Community Compost, founded in 2013 by Eileen Banyra and Noa Simons, currently provides residential and commercial composting services to areas of Ulster and Dutchess Counties as well as parts of northern New Jersey. Regulations for food waste are very strict. The work can only by handled by properly outfitted trucks and containers and taken to a properly run composting system. The company turns food scraps into fertile compost at their farm-based facility in Kerhonkson.
“We use an aerobic-style method,” said Molly Lindsay of Community Compost, “with aerated static piles and an electrically powered blower, connected to piping that has holes in it. The pipes run under the piles of food waste mixed with wood chips, leaves, and horse manure. Aerating stimulates bacteria to break down the material. It’s low-maintenance, with some mixing and turning.” After 30 days on the blowers, the material is taken off to cure for 60 days and then sent out for testing at a lab. Through the associated Hudson Soil Company, the finished compost is sold to local farms and to garden centers such as Victoria Gardens in Rosendale, Wallkill View Farm Market in New Paltz, and Adams in Kingston.
Then the compost is put onto the land to grow more food. Residents buy and eat the food, and the circle continues, instead of the dead end of food scraps rotting in a landfill and adding to climate change. Saugerties officials estimate the transfer station sends about 965 tons of solid waste per year to UCCRA at a cost of $103 per ton. Therefore, the more people use the Saugerties composting facility, the better the economics will be, justifying the continuation of the composting program.

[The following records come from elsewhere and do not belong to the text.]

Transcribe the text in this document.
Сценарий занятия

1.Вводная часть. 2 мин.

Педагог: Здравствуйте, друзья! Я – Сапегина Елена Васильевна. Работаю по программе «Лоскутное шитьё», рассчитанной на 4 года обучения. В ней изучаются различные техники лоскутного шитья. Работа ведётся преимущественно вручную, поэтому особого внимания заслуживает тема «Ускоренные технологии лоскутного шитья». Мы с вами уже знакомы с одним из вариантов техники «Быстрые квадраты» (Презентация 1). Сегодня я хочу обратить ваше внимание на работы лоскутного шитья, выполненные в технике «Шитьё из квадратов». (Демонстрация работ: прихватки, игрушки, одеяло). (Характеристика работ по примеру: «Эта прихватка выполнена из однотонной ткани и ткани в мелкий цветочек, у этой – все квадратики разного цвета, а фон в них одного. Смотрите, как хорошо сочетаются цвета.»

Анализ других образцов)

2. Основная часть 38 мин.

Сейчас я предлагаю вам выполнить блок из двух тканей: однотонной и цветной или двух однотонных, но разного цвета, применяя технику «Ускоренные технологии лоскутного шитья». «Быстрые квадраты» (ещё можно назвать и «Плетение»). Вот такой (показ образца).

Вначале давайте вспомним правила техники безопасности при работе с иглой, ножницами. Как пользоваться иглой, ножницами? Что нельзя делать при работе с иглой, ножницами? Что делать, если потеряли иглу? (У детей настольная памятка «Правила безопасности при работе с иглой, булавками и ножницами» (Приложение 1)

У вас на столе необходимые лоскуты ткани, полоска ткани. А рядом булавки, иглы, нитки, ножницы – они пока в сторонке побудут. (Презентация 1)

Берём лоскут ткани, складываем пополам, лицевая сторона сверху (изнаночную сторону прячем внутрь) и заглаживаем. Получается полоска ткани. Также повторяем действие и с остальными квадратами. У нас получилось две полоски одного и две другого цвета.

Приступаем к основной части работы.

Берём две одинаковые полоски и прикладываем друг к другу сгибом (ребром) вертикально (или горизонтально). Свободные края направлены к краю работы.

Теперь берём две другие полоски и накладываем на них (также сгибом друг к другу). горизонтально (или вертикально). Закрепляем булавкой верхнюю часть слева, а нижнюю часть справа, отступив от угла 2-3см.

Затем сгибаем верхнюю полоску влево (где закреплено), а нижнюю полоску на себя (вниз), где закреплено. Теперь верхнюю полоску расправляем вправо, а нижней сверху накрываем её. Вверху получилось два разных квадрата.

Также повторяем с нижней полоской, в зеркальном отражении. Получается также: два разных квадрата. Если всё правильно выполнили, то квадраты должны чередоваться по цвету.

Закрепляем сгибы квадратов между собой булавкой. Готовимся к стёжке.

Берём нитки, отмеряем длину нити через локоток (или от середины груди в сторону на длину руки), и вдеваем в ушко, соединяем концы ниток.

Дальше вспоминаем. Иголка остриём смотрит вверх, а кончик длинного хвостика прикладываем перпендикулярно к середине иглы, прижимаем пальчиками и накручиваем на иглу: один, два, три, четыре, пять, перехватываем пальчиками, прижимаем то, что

What to compost at the Saugerties transfer station
A composting permit costs $15 for both town residents and non-residents. It’s good through the end of 2019. Bring your scraps in a bucket to the transfer station, located at 1765 Route 212, between Woodstock and Saugerties. For information about the residential composting program, call 845-679-0514. For information about WOW, call Jo Yanow-Schwartz, 845-802-6667, or Jess Lunt 845-24-0275.
Here is a list of what to compost and what to keep out:
YES:
Fruits, vegetables, meat, dairy, bones, grains, eggs, eggshells, coffee grounds, coffee filters, food-soiled paper (not cardboard), tea bags (minus staples).
NO:
Produce stickers, plastic of any kind, metal, glass, styrofoam (banned in Ulster County), coated papers, liquids, chemicals, frozen food boxes, waxed cardboard, grease, yard waste.